Avoir Céline avec nous me fait une impression étrange. C'est un peu douloureux car cette quatrième présence écrase un peu le souvenir de l'ombre de mon père, mais c'est aussi une lumière qui nous réchauffe tandis que nous déambulons sous la futaie au chant des oiseaux, à guetter les éclairs roux, fugaces, qui écureuillent subrepticement les hautes branches.

Céline, c'est à la fois la mise en relief de l'absent, mais aussi l'élargissement, l'enrichissement de notre famille vers l'avenir. Et sa conversation joyeuse, le regain de gaieté d'Alexandre et de notre mère sont autant d'aspects solaires que la nouveauté vient renforcer.

Je suis bien.

Et ça, c'est inédit.

Néanmoins, Céline, c'est aussi la potentialité de l'amour, et je n'ignore ni que mon frère, plus jeune que moi, a déjà - enfin ! - déniché sa compagne alors que moi non, ni que Béatrice, malgré tous mes handicaps, ses priorités et l'improbabilité de notre éventuelle relation, représente pour moi ce qui s'en rapproche le plus et, pour ça et les autres événements qui sont en train de bouleverser ma vie, l'anxiété ne relâche jamais tout à fait son étreinte glacée sur mes entrailles.

Et le crépuscule qui vient sournoisement se glisser entre les arbres n'aide pas. Nous rebroussons chemin vers la voiture, puis la maison.

Je regarde les immeubles gris défiler devant le pare-brise comme un documentaire apocalyptique sur la fin des couleurs tandis que le trafic s'accordéonne d'une avenue à l'autre au rythme des klaxons excités par la fièvre acheteuse des samedis.

De loin en loin, quelques arbustes rachitiques tâchent de pousser dans leur canisite miniature, en cage et menottés au trottoir comme des forçats des temps modernes. Parfois, au travers d'un créneau de cette forteresse de ciment, derrière les murailles de parpaings et les grilles acérées, un courageux résistant tend encore ses bras vers le ciel mais ses branches dénudées lui donnent davantage l'allure d'un vieillard squelettique priant pour le pardon avant l'extrême onction.
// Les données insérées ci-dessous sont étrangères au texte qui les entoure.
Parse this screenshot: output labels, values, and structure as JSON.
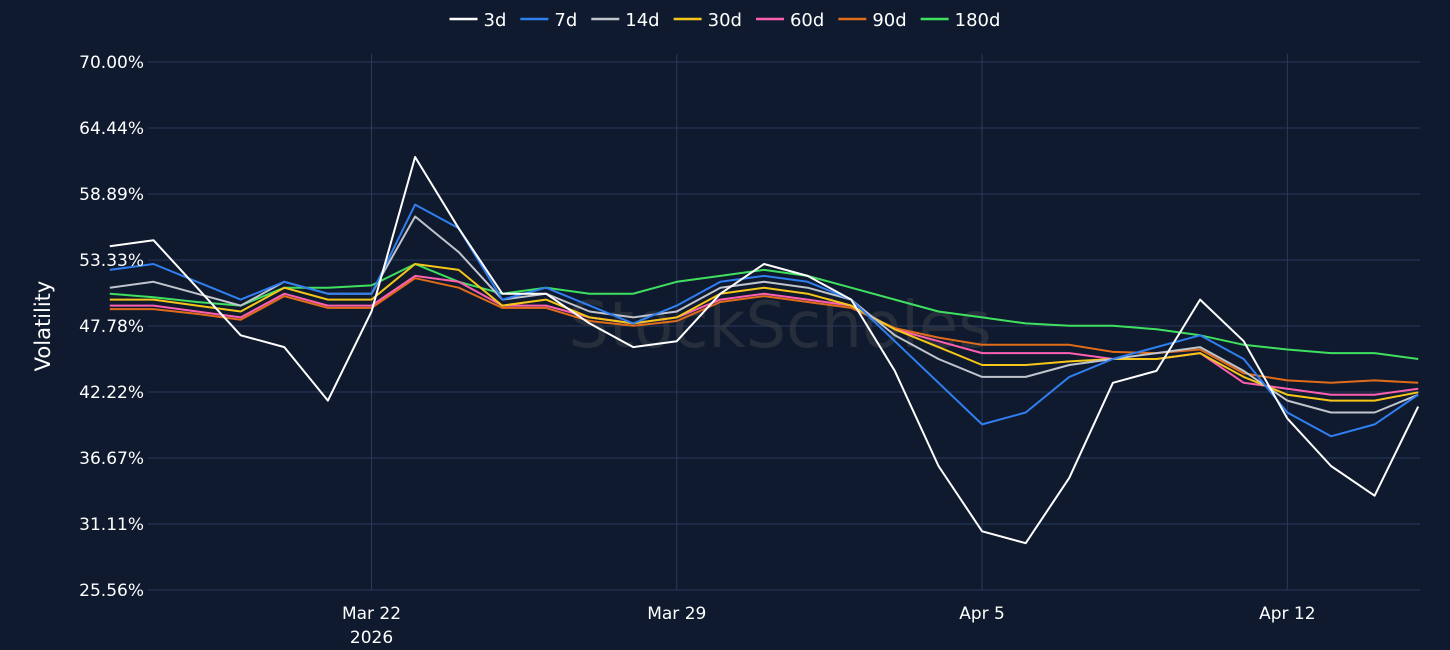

Je sens le froid extérieur pénétrer par la vitre contre laquelle se pousse mon front et engourdir mes pensées tandis que la buée de mon souffle dépose un voile flou sur le monde. Je m'assoupis.

Je suis à l'angle de la Hauptstrasse et Flusswahl, appuyé contre l'immeuble d'angle. Je regarde passer les gens en m'entraînant à parfaire mes ronds de fumée. Ma buée forme des nuages compacts dans l'air froid de janvier mais ils s'évanouissent rapidement tandis que les volutes bleues du tabac dessinent langoureusement leur lacis d'arabesques autour de moi.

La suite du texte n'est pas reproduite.